UNC Health Care, the Triangle’s largest health care provider, and Charlotte-based Carolinas HealthCare want to enter into a partnership to increase their clout when they negotiate with insurance companies.
It won’t be a merger, both parties insist. Rather, as UNC Health Systems CEO William Roper said, “This is like a marriage ... We just got engaged. The wedding is still several months away.”
Weddings are happy events, but the vows are often preceded by a request for any objections – “speak now ... or forever hold your peace.” This proposed partnership will likely bring objections from health insurance companies who see it as a way for the combined systems to demand higher payments for their services. In that sense, this marriage will truly function as a union. And a big union it will be. The new system would run more than 50 hospitals and employ more than 90,000 people, making it one of the nation’s largest hospital chains.
Insurance companies are not the only ones that will pay more if this partnership is approved. Health care consumers likely will pay more in higher health insurance premiums.
Roper and Carolinas HealthCare System CEO Gene Woods downplay the potential premium impact. They say efficiencies of scale will enable the systems to enhance their revenues without pressure on rates. But some health care experts are skeptical.
“It’s clear that the merger of providers drives up costs in that market. They become more indispensable to insurers. That gives them a lot more bargaining clout and evidence from other markets is that they use that bargaining clout to extract higher prices,” said Robert Field, a professor of health management and policy at Drexel University’s School of Public Health.
Yevgeniy Feyman, an adjunct fellow at the Manhattan Institute and a senior research assistant in the Department of Health Policy and Management at the Harvard School of Public Health, wrote recently in the magazine National Affairs, “Horizontal consolidation among hospitals almost universally results in higher prices and worse (or unchanged) patient outcomes.”
Issues beyond costs
Potential – indeed likely – higher medical costs are not the only measure of whether regulators should approve a partnership between North Carolina’s two largest hospital systems. Quality of health care and access to it also matter. In these aspects, the partnership may well be justified.

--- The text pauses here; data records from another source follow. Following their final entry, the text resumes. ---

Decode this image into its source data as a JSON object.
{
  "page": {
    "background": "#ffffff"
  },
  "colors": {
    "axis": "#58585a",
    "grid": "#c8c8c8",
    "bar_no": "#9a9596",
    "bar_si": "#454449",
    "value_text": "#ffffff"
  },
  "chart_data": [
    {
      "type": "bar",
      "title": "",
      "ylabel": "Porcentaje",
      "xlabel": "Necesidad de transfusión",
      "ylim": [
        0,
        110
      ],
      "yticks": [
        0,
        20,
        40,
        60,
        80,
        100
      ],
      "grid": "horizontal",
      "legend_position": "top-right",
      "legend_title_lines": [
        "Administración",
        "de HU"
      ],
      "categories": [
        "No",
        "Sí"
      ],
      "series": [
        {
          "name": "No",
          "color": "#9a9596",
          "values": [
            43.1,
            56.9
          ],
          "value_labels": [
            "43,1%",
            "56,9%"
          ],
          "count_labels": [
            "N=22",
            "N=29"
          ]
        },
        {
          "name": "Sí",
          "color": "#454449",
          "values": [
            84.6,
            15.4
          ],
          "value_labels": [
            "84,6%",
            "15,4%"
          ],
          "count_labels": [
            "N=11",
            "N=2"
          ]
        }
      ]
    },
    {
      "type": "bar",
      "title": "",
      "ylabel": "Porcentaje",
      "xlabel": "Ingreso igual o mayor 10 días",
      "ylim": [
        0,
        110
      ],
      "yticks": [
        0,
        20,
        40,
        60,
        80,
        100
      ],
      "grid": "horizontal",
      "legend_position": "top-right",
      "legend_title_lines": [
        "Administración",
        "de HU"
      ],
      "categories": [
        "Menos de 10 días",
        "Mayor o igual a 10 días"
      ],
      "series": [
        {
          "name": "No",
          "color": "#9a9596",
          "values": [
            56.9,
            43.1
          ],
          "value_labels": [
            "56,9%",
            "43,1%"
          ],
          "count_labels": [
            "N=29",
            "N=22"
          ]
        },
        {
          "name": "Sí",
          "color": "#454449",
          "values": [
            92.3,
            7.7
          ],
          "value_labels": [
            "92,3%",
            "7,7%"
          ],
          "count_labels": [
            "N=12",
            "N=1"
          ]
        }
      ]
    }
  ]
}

The partnership would enable both systems to lower the cost of buying major medical equipment, better coordinate patient care and reduce re-admissions. That saves costs and improves outcomes, two goals encouraged and rewarded by Medicare and the Affordable Care Act.
Roper and Woods also promise that the partnership will allow both systems to expand access to health care in rural areas and add more behavioral health services, including more resources for treating mental illness and opioid addiction. Improvements in these areas are desperately needed. Any approval of the partnership should include provisions that ensure that those gains are realized.
Regulators will review
The proposed partnership will be reviewed by the Federal Trade Commission for compliance with antitrust laws and by the North Carolina Department of Justice, which will assess its impact on consumers. The North Carolina Department of Insurance should also play a role.
UNC Health Care and the Carolinas HealthCare System have served North Carolina well and developed themselves as respected brands. If they become one entity for purposes of bargaining with insurers, the two will become a huge entity that could gain savings through efficiencies or diminish the competitive pressure that restrains costs and improves quality of care.
Whether consumers are better served by the systems together or apart will become clearer as the systems make their case and insurers raise objections. But if the partnership is approved, it’s crucial that the approval ensure that the needs and interests of patients are protected and well served.